Trumps Friedensrat: Milliardenhilfe für den Gazastreifen
Der von US-Präsident Donald Trump initiierte sogenannte »Friedensrat« soll mit einem Finanzvolumen von mehr als fünf Milliarden Dollar (umgerechnet etwa 4,2 Milliarden Euro) ausgestattet werden. Diese beträchtliche Summe wurde nach Angaben des Republikaners von den Mitgliedstaaten des Gremiums zugesagt, wie Trump auf seiner Plattform Truth Social mitteilte. Das neu gegründete Gremium kommt am Donnerstag in Washington zu seiner ersten Sitzung zusammen, bei der Trump persönlich den Vorsitz führen wird.

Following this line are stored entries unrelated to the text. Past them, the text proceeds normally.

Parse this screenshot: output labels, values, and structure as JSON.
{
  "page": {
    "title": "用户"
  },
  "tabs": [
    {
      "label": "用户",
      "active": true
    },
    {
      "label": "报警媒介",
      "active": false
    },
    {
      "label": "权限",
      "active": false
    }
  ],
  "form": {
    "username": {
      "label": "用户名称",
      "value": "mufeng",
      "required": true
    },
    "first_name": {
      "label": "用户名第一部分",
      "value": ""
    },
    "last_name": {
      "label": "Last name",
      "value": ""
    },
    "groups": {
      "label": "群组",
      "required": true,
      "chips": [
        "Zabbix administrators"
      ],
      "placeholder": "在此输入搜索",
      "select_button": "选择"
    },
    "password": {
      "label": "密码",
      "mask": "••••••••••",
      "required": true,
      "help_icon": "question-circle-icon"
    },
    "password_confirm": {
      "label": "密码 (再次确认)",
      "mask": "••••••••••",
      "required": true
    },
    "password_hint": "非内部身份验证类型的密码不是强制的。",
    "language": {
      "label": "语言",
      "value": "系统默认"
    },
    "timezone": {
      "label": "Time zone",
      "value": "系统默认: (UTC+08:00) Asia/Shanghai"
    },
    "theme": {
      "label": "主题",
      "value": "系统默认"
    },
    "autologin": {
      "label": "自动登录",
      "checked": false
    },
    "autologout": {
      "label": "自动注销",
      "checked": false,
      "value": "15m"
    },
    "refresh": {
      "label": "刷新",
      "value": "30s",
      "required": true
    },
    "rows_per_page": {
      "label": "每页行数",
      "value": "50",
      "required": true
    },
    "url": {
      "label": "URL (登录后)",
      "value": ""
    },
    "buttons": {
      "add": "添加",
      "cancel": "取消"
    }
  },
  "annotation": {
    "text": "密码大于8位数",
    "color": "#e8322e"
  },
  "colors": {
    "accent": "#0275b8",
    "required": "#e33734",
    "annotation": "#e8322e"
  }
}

Humanitäre Hilfe und Stabilisierung im Fokus
Laut den Aussagen des US-Präsidenten plant der Friedensrat, ein umfangreiches Milliardenpaket für humanitäre Hilfe und Wiederaufbau im Gazastreifen vorzustellen. Neben der finanziellen Unterstützung sollen auch Tausende Einsatzkräfte entsandt werden, um die örtliche Polizei zu unterstützen und zur Stabilisierung der stark betroffenen Region beizutragen. Ein spezielles Exekutivkomitee, das sogenannte »Gaza Executive Board«, setzt die strategischen Vorgaben des Rats operativ um und unterstützt direkt die palästinensische Übergangsverwaltung (NCAG).
Kritik und Konkurrenz zu den Vereinten Nationen
Kritiker betrachten das im Januar gegründete Gremium als direkte Konkurrenz zu den etablierten Strukturen der Vereinten Nationen. Trump hatte den Friedensrat eingerichtet, um den Wiederaufbau und die Nachkriegsordnung im Gazastreifen zu überwachen. Das Gremium besteht aus zivilen Fachleuten, die keine Verbindungen zur islamistischen Palästinenserorganisation Hamas aufweisen, und soll künftig auch in internationalen Krisen vermitteln sowie humanitäre Projekte koordinieren. Deutschland ist aktuell nicht Mitglied in diesem umstrittenen Gremium.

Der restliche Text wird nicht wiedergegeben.